Embody the Image
I first learned about making the abstract physical during a seminar offered by Paul Lisicky, one of my instructors at Antioch University. We took the study of “show don’t tell” deeper, looking at how writers make the body–its sensations and movement– integral to an image. My understanding of “embodiment” and writing deepened when I read Gayle Brandeis‘ book Fruitflesh.
During a recent trip to the Oregon Shakespeare Festival, I revisited the power of physicality in writing while taking part in an actor’s workshop. Our workshop focused on how an audience views a play through a cultural lens. We did a number of exercises to get in touch with cultural and societal concepts, particularly those in the last 60 years, and then we looked closely at language in the plays we would be seeing, teasing out specific images and working with them.

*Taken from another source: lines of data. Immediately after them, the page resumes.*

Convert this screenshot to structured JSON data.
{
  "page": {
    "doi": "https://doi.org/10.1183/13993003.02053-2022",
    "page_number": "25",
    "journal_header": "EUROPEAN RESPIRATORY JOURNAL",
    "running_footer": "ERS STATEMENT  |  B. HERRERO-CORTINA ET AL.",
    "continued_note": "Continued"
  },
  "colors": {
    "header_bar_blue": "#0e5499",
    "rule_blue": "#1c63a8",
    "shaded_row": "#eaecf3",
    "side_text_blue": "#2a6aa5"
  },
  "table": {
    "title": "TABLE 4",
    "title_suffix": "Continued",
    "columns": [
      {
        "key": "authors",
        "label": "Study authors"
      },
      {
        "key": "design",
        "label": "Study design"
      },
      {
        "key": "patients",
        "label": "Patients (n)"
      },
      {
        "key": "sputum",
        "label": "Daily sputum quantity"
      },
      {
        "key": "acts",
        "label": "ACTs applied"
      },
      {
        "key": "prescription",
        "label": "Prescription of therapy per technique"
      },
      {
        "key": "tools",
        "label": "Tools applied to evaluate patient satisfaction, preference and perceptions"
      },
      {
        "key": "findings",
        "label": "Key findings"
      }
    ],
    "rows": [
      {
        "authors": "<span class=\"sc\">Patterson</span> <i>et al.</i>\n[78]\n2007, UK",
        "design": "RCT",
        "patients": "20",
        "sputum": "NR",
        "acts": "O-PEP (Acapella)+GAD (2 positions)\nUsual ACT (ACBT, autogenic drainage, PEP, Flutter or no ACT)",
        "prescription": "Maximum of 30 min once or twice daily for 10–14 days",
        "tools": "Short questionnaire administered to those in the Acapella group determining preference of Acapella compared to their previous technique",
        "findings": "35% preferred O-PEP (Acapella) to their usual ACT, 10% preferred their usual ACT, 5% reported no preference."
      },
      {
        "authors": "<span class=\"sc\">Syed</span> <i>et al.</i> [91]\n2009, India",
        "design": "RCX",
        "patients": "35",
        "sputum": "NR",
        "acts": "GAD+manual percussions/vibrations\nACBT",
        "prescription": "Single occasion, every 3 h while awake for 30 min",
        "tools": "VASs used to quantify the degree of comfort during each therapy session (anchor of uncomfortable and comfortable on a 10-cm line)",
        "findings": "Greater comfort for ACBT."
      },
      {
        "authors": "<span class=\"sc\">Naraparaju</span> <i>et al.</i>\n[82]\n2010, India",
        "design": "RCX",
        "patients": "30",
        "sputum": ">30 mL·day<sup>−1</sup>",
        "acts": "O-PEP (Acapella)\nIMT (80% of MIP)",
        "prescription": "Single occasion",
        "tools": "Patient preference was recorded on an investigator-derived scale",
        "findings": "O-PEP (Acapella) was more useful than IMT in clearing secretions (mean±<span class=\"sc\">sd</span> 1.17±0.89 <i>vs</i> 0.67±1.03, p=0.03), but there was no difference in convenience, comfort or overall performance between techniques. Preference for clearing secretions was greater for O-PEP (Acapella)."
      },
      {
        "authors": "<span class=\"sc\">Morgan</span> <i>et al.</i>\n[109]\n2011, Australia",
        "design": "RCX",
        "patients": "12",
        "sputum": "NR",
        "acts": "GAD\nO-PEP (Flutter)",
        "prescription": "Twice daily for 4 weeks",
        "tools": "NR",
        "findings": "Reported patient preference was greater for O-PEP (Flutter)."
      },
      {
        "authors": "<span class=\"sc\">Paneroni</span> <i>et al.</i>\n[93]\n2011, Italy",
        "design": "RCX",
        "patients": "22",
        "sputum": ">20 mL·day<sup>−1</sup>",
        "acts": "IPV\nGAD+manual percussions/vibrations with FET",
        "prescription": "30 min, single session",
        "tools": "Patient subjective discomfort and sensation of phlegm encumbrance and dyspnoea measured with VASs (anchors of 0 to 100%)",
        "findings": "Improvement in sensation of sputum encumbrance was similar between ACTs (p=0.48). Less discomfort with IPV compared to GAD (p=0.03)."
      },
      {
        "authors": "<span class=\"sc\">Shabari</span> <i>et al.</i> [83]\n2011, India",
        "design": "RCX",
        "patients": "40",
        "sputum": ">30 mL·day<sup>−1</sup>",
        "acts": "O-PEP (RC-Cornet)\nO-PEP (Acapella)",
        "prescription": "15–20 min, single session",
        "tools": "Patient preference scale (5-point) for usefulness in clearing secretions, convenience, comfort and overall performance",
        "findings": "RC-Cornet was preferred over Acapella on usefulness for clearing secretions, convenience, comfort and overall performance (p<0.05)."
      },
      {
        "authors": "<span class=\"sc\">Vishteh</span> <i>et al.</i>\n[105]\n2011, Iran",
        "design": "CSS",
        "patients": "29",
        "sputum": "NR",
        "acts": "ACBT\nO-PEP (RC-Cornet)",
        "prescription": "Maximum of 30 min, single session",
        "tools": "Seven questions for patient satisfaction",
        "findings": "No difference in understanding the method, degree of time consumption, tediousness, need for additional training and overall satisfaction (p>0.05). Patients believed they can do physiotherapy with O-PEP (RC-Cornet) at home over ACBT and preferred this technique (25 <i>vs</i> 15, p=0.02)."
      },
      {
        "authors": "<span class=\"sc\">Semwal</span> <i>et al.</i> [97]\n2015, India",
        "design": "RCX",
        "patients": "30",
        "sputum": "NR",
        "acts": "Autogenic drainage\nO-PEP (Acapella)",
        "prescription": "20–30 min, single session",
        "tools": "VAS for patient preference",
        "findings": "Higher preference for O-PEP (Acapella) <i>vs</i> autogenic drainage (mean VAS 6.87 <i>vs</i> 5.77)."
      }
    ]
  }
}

Most importantly, we got actively involved with the imagery. For instance, in one activity we were broken into groups to study a small passage from “Midsummer’s Night Dream.” Our instructions were to chose a line of text and create a tableau that expressed that text in terms of the culture and thinking of the 1950s. What was most interesting was the process of finding a way to express the words visually so that our audience (the rest of the class) would get it. Here is my group’s line of text and a picture of our tableau:
Egeus speaking to the Duke after Hermia, his daughter, has told him she wishes to marry Lysander rather than Demetrius, his choice for her:
Egeus: “As she is mine, I may dispose of her.”
We made the image graphic by having one of the men shove a woman’s head into a trash can while the other women cowered submissively nearby, with one exception. In the background, this woman was “just” stepping up onto a chair, beginning to rise above such patriarchal behavior, to signify the rumbling of change in the 1950s.
I walked away from this workshop considering how effective ACTING is in feeling the meaning behind an image. We actually took the line of text into our bodies as we worked with it.
Now my question is how can I bring this “knowing” into my writing? How do I get more engaged physically as I write? I have a few ideas but wonder if you, dear readers, have your thoughts about embodiment and writing?


hey Patricia,
I think these last post is my favorite. There is much to harvest from the story of the workshop and your musings regarding what you are endeavoring to absorb into your own work. This piece gives much to we wordsmiths. Thank you.
I had this thought what it have been like to all be in drag and put the men in the subservient roles? What comment could that have made about gender meshing? And how it seems that often hip women act out violence on women as violence on men… Have you seen the recent Britney Spears video? I stumbled across the link at kcra news online, and was curious—watched, was appalled and disgusted by what was called supposedly about punishing a womanizer. Contemporary sexual violence mush. Somehow when I read the line from Shakespeare and then your post the two crashed together.
mic
Mic,
How I wished you’d been a member of our group and suggested this gender reversal. It would certainly have taken the role play/tableau to quite a different place in terms of embodying the intent of that single line. Thanks for the comment.
I don’t think I’ll seek out the Britney Spears video. I don’t need that kind of disgust right now . . . there are so many appalling things to digest in our world each day.